18. Talk: Sonny Rollins

“I used to look at TV a lot. Then I realized, this is very negative. Images and lies and bad for your eyes: I made sure that mantra got in my head, and I stopped looking at TV. I do listen to the radio. I’m trying to get away from that. Silence to me is meditative. To get into that silent space is a huge thing. But even today I’ve had the radio on so much. It’s something I’m working on.”

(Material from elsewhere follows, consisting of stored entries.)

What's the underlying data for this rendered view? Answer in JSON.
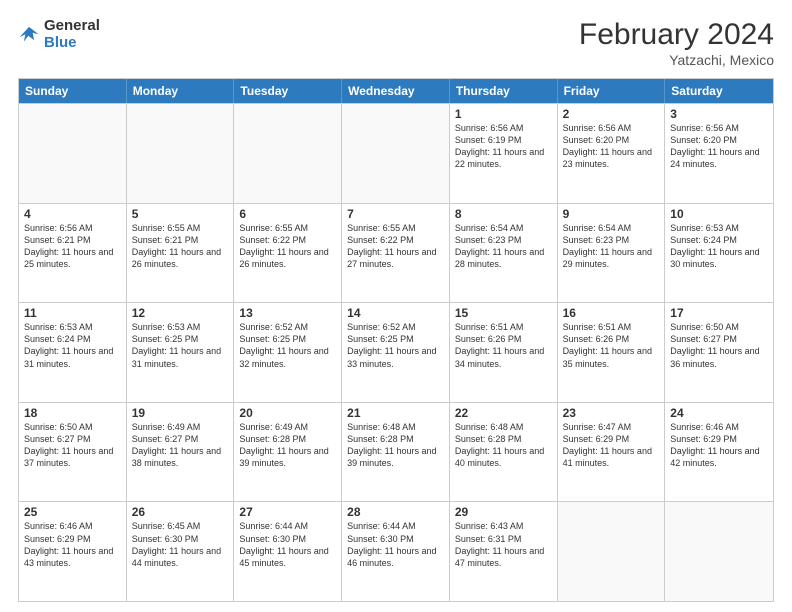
{
  "header": {
    "logo": {
      "general": "General",
      "blue": "Blue"
    },
    "title": "February 2024",
    "location": "Yatzachi, Mexico"
  },
  "days_of_week": [
    "Sunday",
    "Monday",
    "Tuesday",
    "Wednesday",
    "Thursday",
    "Friday",
    "Saturday"
  ],
  "rows": [
    [
      {
        "day": "",
        "empty": true
      },
      {
        "day": "",
        "empty": true
      },
      {
        "day": "",
        "empty": true
      },
      {
        "day": "",
        "empty": true
      },
      {
        "day": "1",
        "sunrise": "Sunrise: 6:56 AM",
        "sunset": "Sunset: 6:19 PM",
        "daylight": "Daylight: 11 hours and 22 minutes."
      },
      {
        "day": "2",
        "sunrise": "Sunrise: 6:56 AM",
        "sunset": "Sunset: 6:20 PM",
        "daylight": "Daylight: 11 hours and 23 minutes."
      },
      {
        "day": "3",
        "sunrise": "Sunrise: 6:56 AM",
        "sunset": "Sunset: 6:20 PM",
        "daylight": "Daylight: 11 hours and 24 minutes."
      }
    ],
    [
      {
        "day": "4",
        "sunrise": "Sunrise: 6:56 AM",
        "sunset": "Sunset: 6:21 PM",
        "daylight": "Daylight: 11 hours and 25 minutes."
      },
      {
        "day": "5",
        "sunrise": "Sunrise: 6:55 AM",
        "sunset": "Sunset: 6:21 PM",
        "daylight": "Daylight: 11 hours and 26 minutes."
      },
      {
        "day": "6",
        "sunrise": "Sunrise: 6:55 AM",
        "sunset": "Sunset: 6:22 PM",
        "daylight": "Daylight: 11 hours and 26 minutes."
      },
      {
        "day": "7",
        "sunrise": "Sunrise: 6:55 AM",
        "sunset": "Sunset: 6:22 PM",
        "daylight": "Daylight: 11 hours and 27 minutes."
      },
      {
        "day": "8",
        "sunrise": "Sunrise: 6:54 AM",
        "sunset": "Sunset: 6:23 PM",
        "daylight": "Daylight: 11 hours and 28 minutes."
      },
      {
        "day": "9",
        "sunrise": "Sunrise: 6:54 AM",
        "sunset": "Sunset: 6:23 PM",
        "daylight": "Daylight: 11 hours and 29 minutes."
      },
      {
        "day": "10",
        "sunrise": "Sunrise: 6:53 AM",
        "sunset": "Sunset: 6:24 PM",
        "daylight": "Daylight: 11 hours and 30 minutes."
      }
    ],
    [
      {
        "day": "11",
        "sunrise": "Sunrise: 6:53 AM",
        "sunset": "Sunset: 6:24 PM",
        "daylight": "Daylight: 11 hours and 31 minutes."
      },
      {
        "day": "12",
        "sunrise": "Sunrise: 6:53 AM",
        "sunset": "Sunset: 6:25 PM",
        "daylight": "Daylight: 11 hours and 31 minutes."
      },
      {
        "day": "13",
        "sunrise": "Sunrise: 6:52 AM",
        "sunset": "Sunset: 6:25 PM",
        "daylight": "Daylight: 11 hours and 32 minutes."
      },
      {
        "day": "14",
        "sunrise": "Sunrise: 6:52 AM",
        "sunset": "Sunset: 6:25 PM",
        "daylight": "Daylight: 11 hours and 33 minutes."
      },
      {
        "day": "15",
        "sunrise": "Sunrise: 6:51 AM",
        "sunset": "Sunset: 6:26 PM",
        "daylight": "Daylight: 11 hours and 34 minutes."
      },
      {
        "day": "16",
        "sunrise": "Sunrise: 6:51 AM",
        "sunset": "Sunset: 6:26 PM",
        "daylight": "Daylight: 11 hours and 35 minutes."
      },
      {
        "day": "17",
        "sunrise": "Sunrise: 6:50 AM",
        "sunset": "Sunset: 6:27 PM",
        "daylight": "Daylight: 11 hours and 36 minutes."
      }
    ],
    [
      {
        "day": "18",
        "sunrise": "Sunrise: 6:50 AM",
        "sunset": "Sunset: 6:27 PM",
        "daylight": "Daylight: 11 hours and 37 minutes."
      },
      {
        "day": "19",
        "sunrise": "Sunrise: 6:49 AM",
        "sunset": "Sunset: 6:27 PM",
        "daylight": "Daylight: 11 hours and 38 minutes."
      },
      {
        "day": "20",
        "sunrise": "Sunrise: 6:49 AM",
        "sunset": "Sunset: 6:28 PM",
        "daylight": "Daylight: 11 hours and 39 minutes."
      },
      {
        "day": "21",
        "sunrise": "Sunrise: 6:48 AM",
        "sunset": "Sunset: 6:28 PM",
        "daylight": "Daylight: 11 hours and 39 minutes."
      },
      {
        "day": "22",
        "sunrise": "Sunrise: 6:48 AM",
        "sunset": "Sunset: 6:28 PM",
        "daylight": "Daylight: 11 hours and 40 minutes."
      },
      {
        "day": "23",
        "sunrise": "Sunrise: 6:47 AM",
        "sunset": "Sunset: 6:29 PM",
        "daylight": "Daylight: 11 hours and 41 minutes."
      },
      {
        "day": "24",
        "sunrise": "Sunrise: 6:46 AM",
        "sunset": "Sunset: 6:29 PM",
        "daylight": "Daylight: 11 hours and 42 minutes."
      }
    ],
    [
      {
        "day": "25",
        "sunrise": "Sunrise: 6:46 AM",
        "sunset": "Sunset: 6:29 PM",
        "daylight": "Daylight: 11 hours and 43 minutes."
      },
      {
        "day": "26",
        "sunrise": "Sunrise: 6:45 AM",
        "sunset": "Sunset: 6:30 PM",
        "daylight": "Daylight: 11 hours and 44 minutes."
      },
      {
        "day": "27",
        "sunrise": "Sunrise: 6:44 AM",
        "sunset": "Sunset: 6:30 PM",
        "daylight": "Daylight: 11 hours and 45 minutes."
      },
      {
        "day": "28",
        "sunrise": "Sunrise: 6:44 AM",
        "sunset": "Sunset: 6:30 PM",
        "daylight": "Daylight: 11 hours and 46 minutes."
      },
      {
        "day": "29",
        "sunrise": "Sunrise: 6:43 AM",
        "sunset": "Sunset: 6:31 PM",
        "daylight": "Daylight: 11 hours and 47 minutes."
      },
      {
        "day": "",
        "empty": true
      },
      {
        "day": "",
        "empty": true
      }
    ]
  ]
}
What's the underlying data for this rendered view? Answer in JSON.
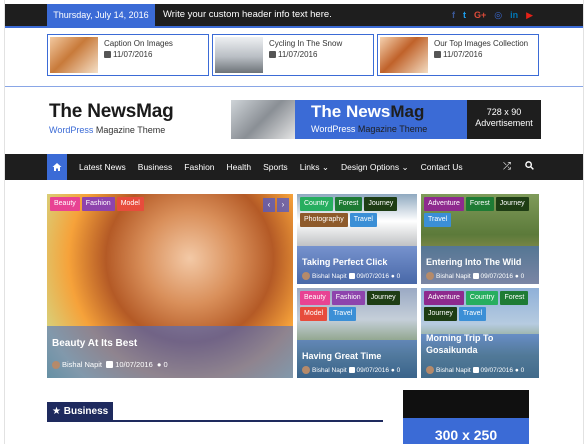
{
  "topbar": {
    "date": "Thursday, July 14, 2016",
    "header_text": "Write your custom header info text here.",
    "social": [
      {
        "icon": "facebook-icon",
        "glyph": "f",
        "color": "#3b5998"
      },
      {
        "icon": "twitter-icon",
        "glyph": "t",
        "color": "#1da1f2"
      },
      {
        "icon": "google-plus-icon",
        "glyph": "G+",
        "color": "#dd4b39"
      },
      {
        "icon": "instagram-icon",
        "glyph": "◎",
        "color": "#3b6bd6"
      },
      {
        "icon": "linkedin-icon",
        "glyph": "in",
        "color": "#0077b5"
      },
      {
        "icon": "youtube-icon",
        "glyph": "▶",
        "color": "#e62117"
      }
    ]
  },
  "featured": [
    {
      "title": "Caption On Images",
      "date": "11/07/2016"
    },
    {
      "title": "Cycling In The Snow",
      "date": "11/07/2016"
    },
    {
      "title": "Our Top Images Collection",
      "date": "11/07/2016"
    }
  ],
  "logo": {
    "name_part1": "The News",
    "name_part2": "Mag",
    "tagline_part1": "WordPress ",
    "tagline_part2": "Magazine Theme"
  },
  "banner": {
    "name_part1": "The News",
    "name_part2": "Mag",
    "tagline_part1": "WordPress ",
    "tagline_part2": "Magazine Theme",
    "size": "728 x 90",
    "label": "Advertisement"
  },
  "nav": {
    "items": [
      "Latest News",
      "Business",
      "Fashion",
      "Health",
      "Sports",
      "Links ⌄",
      "Design Options ⌄",
      "Contact Us"
    ]
  },
  "hero": {
    "main": {
      "tags": [
        {
          "label": "Beauty",
          "color": "#e84393"
        },
        {
          "label": "Fashion",
          "color": "#8e44ad"
        },
        {
          "label": "Model",
          "color": "#e74c3c"
        }
      ],
      "title": "Beauty At Its Best",
      "author": "Bishal Napit",
      "date": "10/07/2016",
      "comments": "0"
    },
    "tiles": [
      {
        "tags": [
          {
            "label": "Country",
            "color": "#27ae60"
          },
          {
            "label": "Forest",
            "color": "#1e7b34"
          },
          {
            "label": "Journey",
            "color": "#1e3d14"
          },
          {
            "label": "Photography",
            "color": "#8e5a2b"
          },
          {
            "label": "Travel",
            "color": "#3b8fd6"
          }
        ],
        "title": "Taking Perfect Click",
        "author": "Bishal Napit",
        "date": "09/07/2016",
        "comments": "0"
      },
      {
        "tags": [
          {
            "label": "Adventure",
            "color": "#8e2a8e"
          },
          {
            "label": "Forest",
            "color": "#1e7b34"
          },
          {
            "label": "Journey",
            "color": "#1e3d14"
          },
          {
            "label": "Travel",
            "color": "#3b8fd6"
          }
        ],
        "title": "Entering Into The Wild",
        "author": "Bishal Napit",
        "date": "09/07/2016",
        "comments": "0"
      },
      {
        "tags": [
          {
            "label": "Beauty",
            "color": "#e84393"
          },
          {
            "label": "Fashion",
            "color": "#8e44ad"
          },
          {
            "label": "Journey",
            "color": "#1e3d14"
          },
          {
            "label": "Model",
            "color": "#e74c3c"
          },
          {
            "label": "Travel",
            "color": "#3b8fd6"
          }
        ],
        "title": "Having Great Time",
        "author": "Bishal Napit",
        "date": "09/07/2016",
        "comments": "0"
      },
      {
        "tags": [
          {
            "label": "Adventure",
            "color": "#8e2a8e"
          },
          {
            "label": "Country",
            "color": "#27ae60"
          },
          {
            "label": "Forest",
            "color": "#1e7b34"
          },
          {
            "label": "Journey",
            "color": "#1e3d14"
          },
          {
            "label": "Travel",
            "color": "#3b8fd6"
          }
        ],
        "title": "Morning Trip To Gosaikunda",
        "author": "Bishal Napit",
        "date": "09/07/2016",
        "comments": "0"
      }
    ]
  },
  "business": {
    "label": "Business"
  },
  "ad": {
    "label": "300 x 250"
  },
  "colors": {
    "accent": "#3b6bd6",
    "dark": "#1e1e1e",
    "section": "#1e2a5e"
  }
}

19. Piled Bodies, Overflowing Morgues: Inside America’s Autopsy Crisis

“Eleven years ago, the National Research Council issued a warning that there were fewer than 500 forensic pathologists in the United States, a number that couldn’t cover even half the annual deaths that require autopsy. (For scale, there are more than 12,000 dermatologists.) In the years since, the opioid epidemic has increased their caseload so drastically that the system is threatening to collapse. In the last 10 years, medical examiner’s offices with a glut of cases have lost accreditation with the national supervising association. The bodies in their districts are often shipped to other offices — which then become overloaded and risk losing accreditation in turn.”